- Gold attempted modest intraday recovery on Thursday amid sustained USD selling bias.
- Hawkish remarks by Fed officials, surging US bond yields kept a lid on any further gains.
- Recession fears weigh on investors’ sentiment and offer support to the safe-haven metal.
Gold bounced from the $1,783-$1,784 area on Thursday and stalled the previous day's retracement slide from a multi-week high, though lacked follow-through. Signs of easing inflationary pressures in the US dragged the US dollar to its lowest level since late June, which, in turn, offered some support to the dollar-denominated commodity. The US CPI report released on Wednesday showed that consumer prices were unchanged in July. Furthermore, data on Thursday revealed that the US Producer Price Index fell in July for the first time in more than two years, suggesting that inflation may have peaked. This, in turn, forced investors to trim their bets for a 75 Fed rate hike move at the September policy meeting and continued exerting pressure on the greenback.

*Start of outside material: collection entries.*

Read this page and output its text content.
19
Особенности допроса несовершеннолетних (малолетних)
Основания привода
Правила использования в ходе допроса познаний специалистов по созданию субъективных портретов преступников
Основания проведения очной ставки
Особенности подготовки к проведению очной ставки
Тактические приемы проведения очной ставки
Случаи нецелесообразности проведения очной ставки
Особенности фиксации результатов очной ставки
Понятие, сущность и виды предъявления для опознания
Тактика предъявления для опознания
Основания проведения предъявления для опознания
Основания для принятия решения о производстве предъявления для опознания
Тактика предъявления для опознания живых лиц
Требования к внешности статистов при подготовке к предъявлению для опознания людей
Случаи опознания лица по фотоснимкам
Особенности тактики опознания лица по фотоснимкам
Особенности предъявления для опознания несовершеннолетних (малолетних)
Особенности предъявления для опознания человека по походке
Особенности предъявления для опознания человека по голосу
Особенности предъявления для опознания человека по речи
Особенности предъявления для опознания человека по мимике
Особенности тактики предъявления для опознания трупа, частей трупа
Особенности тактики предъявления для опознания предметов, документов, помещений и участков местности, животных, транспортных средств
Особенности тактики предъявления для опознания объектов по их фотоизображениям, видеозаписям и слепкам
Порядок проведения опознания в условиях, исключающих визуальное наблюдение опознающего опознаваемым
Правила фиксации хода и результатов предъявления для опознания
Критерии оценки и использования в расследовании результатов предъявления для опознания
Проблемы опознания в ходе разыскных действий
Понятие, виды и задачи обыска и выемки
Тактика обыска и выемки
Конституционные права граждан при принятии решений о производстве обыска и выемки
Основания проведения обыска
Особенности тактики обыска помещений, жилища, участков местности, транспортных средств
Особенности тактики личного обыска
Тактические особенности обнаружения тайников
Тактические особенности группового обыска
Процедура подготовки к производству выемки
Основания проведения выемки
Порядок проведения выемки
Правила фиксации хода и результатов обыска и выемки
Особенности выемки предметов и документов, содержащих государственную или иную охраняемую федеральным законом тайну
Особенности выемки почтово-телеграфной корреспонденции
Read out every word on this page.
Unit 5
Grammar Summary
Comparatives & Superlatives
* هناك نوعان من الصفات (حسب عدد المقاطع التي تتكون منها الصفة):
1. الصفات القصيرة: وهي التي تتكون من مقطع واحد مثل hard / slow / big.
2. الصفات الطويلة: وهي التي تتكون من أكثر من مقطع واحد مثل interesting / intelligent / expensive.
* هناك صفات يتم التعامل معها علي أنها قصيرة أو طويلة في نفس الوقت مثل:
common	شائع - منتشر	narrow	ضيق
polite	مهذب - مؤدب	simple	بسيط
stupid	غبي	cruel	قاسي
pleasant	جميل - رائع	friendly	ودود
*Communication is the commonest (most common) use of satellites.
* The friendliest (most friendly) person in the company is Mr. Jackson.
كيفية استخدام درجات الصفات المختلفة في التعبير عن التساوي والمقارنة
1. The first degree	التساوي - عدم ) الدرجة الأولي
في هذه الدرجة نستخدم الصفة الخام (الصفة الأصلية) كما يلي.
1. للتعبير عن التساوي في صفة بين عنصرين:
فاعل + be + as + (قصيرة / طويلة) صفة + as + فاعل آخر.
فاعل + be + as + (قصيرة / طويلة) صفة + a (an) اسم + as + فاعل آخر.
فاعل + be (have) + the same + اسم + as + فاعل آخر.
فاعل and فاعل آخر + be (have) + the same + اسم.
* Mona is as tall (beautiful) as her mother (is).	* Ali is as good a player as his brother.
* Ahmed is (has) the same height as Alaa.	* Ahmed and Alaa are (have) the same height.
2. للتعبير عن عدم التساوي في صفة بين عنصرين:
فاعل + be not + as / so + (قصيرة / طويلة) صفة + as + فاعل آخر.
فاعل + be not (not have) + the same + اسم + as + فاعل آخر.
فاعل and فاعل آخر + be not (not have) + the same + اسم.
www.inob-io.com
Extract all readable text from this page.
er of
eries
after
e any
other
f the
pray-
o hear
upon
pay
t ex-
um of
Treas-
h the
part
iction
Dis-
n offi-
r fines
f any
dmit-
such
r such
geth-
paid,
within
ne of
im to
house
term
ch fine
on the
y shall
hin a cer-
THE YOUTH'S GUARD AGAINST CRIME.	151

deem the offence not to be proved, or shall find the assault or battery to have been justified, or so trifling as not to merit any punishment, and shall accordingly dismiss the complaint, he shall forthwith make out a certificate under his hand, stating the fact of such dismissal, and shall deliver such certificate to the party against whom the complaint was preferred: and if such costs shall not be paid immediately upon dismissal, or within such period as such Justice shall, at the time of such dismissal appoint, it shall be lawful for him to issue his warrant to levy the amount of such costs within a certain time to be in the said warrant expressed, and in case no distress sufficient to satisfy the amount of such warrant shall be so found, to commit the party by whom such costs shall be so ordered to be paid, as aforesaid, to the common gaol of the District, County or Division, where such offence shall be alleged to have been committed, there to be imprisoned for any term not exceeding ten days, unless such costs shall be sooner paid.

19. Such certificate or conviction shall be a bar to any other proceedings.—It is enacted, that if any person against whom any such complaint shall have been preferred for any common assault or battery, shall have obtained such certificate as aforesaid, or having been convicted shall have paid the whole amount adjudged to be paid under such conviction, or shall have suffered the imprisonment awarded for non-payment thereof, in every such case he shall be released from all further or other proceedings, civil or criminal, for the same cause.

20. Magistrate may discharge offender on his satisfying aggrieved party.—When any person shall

That said, the recent hawkish comments from Fed officials suggested that the US central bank remains on track to tighten its monetary policy further. San Francisco Fed President Mary Daly said that a 50 bps interest rate hike in September makes sense, though she is open to a bigger rate hike if data warrants. Earlier this week, St. Louis Fed President James Bullard, Chicago Fed President Charles Evans and Minneapolis Fed President Neel Kashkari also backed the case for additional rate hikes. This led to a sharp spike in the US Treasury bond yields. In fact, the yield on the benchmark 10-year US government bond shot to its highest level in three weeks, which helped limit any further losses for the buck and capped gains for the non-yielding gold.
The XAU/USD faced rejection near the $1,800 round-figure mark, though the downside remains cushioned amid the prevalent cautious mood. Against the backdrop of worries about a global economic downturn, US-China tensions over Taiwan and uncertainty over future interest rates kept investors on the edge. This was evident from the overnight pullback on Wall Street and a generally softer tone around the Asian equity markets on Friday. The anti-risk flow assisted the safe-haven gold to edge higher during the Asian session. The uptick, however, lacks bullish conviction and warrants caution before positioning for any further gains. Traders now look forward to the Preliminary Michigan US Consumer Sentiment Index for a fresh impetus.
Technical Outlook
From a technical perspective, gold, so far, has struggled to find acceptance above the $1,800 mark. That said, the pullback remains shallow and the two-way price action witnessed since the early part of the week could be categorized as a consolidation phase. Given the recent strong rebound from a 16-month low touched in July, the set-up still seems tilted in favour of bullish traders.
The constructive outlook is reinforced by bullish oscillators on the daily chart, which are still far from being in the overbought territory. Hence, a subsequent move beyond the $1,800 mark, towards testing the post-US CPI swing high near the $1,808 region, remains a distinct possibility. Some follow-through buying would set the stage for a rise towards the next relevant hurdle near the $1,824-$1,825 region.
On the flip side, any meaningful slide now seems to find decent support near the $1,774 area. Sustained weakness below would expose the $1,754-$1,752 strong resistance breakpoint, now turned support, which should now act as a key pivotal point. A convincing breakthrough would shift the bias in favour of bearish traders and drag gold towards the $1,728 intermediate support en route to the $1,715 zone.